Week after week, it's the same crowd – the inebriated girl spilling cleavage from her low-cut dress and Miller Lite from her plastic cup onto the shoes of the eager lacrosse player who wants to take her home, the juniors nursing their first beers and the squirrelly gang of Carleton boys thrashing their lanky bodies to "Fergalicious" while slyly eyeing the St. Olaf girls shimmying at their sides.

The male athletes in the room – football players, lacrosse players, etc. – never use cups. Instead, they sip from the sides of their pitchers like I do when I'm drinking my morning mug of coffee. (Except I sure don't drink that much coffee, nor could I ever swallow such large gulps.)

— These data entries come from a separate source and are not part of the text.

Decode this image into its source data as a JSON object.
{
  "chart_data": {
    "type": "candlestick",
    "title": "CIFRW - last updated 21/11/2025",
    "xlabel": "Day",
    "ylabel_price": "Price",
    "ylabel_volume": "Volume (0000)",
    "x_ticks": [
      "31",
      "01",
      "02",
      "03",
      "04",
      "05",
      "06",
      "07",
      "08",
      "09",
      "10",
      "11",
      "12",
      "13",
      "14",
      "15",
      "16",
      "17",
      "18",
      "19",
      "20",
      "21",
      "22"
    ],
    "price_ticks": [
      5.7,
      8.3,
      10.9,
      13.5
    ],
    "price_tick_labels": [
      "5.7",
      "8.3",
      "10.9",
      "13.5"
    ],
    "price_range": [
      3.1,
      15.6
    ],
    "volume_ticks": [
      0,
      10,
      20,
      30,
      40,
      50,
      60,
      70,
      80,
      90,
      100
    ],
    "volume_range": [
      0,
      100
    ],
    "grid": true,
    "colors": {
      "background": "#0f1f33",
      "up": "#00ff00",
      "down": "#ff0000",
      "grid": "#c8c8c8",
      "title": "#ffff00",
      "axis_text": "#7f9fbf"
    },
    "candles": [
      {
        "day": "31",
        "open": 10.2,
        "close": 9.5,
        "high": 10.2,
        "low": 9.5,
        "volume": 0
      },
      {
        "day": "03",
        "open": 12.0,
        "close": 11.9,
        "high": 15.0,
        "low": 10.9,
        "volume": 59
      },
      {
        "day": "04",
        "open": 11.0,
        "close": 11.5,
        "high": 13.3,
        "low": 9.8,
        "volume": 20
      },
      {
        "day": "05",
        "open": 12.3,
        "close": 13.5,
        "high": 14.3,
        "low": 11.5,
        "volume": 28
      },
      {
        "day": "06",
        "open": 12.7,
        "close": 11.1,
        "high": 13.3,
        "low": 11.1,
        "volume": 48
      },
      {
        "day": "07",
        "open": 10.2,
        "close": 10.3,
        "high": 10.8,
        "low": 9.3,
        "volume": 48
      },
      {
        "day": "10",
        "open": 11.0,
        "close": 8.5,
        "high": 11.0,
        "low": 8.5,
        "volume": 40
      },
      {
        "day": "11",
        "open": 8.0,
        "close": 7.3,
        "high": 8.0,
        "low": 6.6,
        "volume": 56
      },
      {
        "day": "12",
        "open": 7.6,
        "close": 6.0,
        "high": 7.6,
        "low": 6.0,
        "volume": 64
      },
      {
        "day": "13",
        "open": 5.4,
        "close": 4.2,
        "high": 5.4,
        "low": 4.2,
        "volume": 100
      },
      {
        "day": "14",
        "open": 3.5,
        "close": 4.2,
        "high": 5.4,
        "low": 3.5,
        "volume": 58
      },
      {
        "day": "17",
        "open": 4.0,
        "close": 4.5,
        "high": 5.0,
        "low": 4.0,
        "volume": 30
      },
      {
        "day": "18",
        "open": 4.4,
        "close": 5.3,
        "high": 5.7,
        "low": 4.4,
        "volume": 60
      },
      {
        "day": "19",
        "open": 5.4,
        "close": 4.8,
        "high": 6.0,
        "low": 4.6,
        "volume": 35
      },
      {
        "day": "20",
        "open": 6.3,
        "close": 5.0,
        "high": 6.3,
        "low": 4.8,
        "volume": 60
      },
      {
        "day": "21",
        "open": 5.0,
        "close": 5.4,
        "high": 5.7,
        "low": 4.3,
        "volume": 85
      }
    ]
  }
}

What wonderful friends I have made at Froggy Bottoms, nearly every one as disposable as a plastic Solo cup and forgotten soon after I finish my second gin and tonic! Single-serving Froggy's friends are easy to make and can be found in a variety of locations – mostly lines. The line to the popcorn machine, the line to the girls' restroom and the line to the bar are all great places to strike up conversations with strangers.

Numerous times, I have received warm, dizzy thanks from a girl after offering to hold her half-full pitcher of beer while she goes to the bathroom. She almost always refuses and will stumble into the stall, coming out five minutes later with an empty vessel in tow. (I have never understood this phenomenon – either this type of girl is very paranoid that I will drink her beer, or she is very, very thirsty. Or very, very intoxicated.)

Other times, casual chatter praising the buttery crunch of Froggy's popcorn will lead to a meandering conversation exploring the meaning of life. At the end, my new friends and I will hug and promise each other that we'll hang out in the near future. We'll never speak again.

Oh Froggy Bottoms, you are so comfortingly predictable! Every Thursday night, I am sure that I'll be handed two things by a friend: a sloshing pitcher and a microphone. I will most likely sing one of the ten (and only) songs that are sung at Froggy's every week,   among them,  Bon Jovi's "Living on a Prayer," Journey's "Don't Stop Believing," Spice Girls' "Wannabe," "Friends in Low Places" by Garth Brooks, "Sweet Caroline" by Neil Diamond and anything by a boy band or Guns ‘n' Roses.

Occasionally, a testosterone-fueled bunch of boys will select a tune more fitting for a mosh pit than a crowd of drunken college students – something by Limp Bizkit or another unfashionably angry ‘90s group that faded into obscurity once the karaoke singers hit puberty. The crowd will groan, the bartenders will moan, but the solution will come five minutes later in the form of *NSYNC. Girls will cheer, guys will take larger gulps of their beer and all will be well once more in the world of Froggy's. 

Oh Froggy Bottoms, you have treated me so well over the last two years! From you, I have gained the following: countless blurry evenings, tons of dirty laundry, an empty bank account, hung-over Friday mornings, 2 a.m. munchies and incoherent cab rides back to Ytterboe Hall.

My favorite memory, however, has to be that one perfect moment that every Froggy's patron experiences at least once: standing onstage with a microphone and 30 of the night's closest friends, squinting from the bright overhead lights while belting "Don't Stop Believing," and despite a looming paper deadline and ten chapters of "The Brothers Karamazov" to go by Monday, wishing with all your heart, mind and soul that graduation will never come.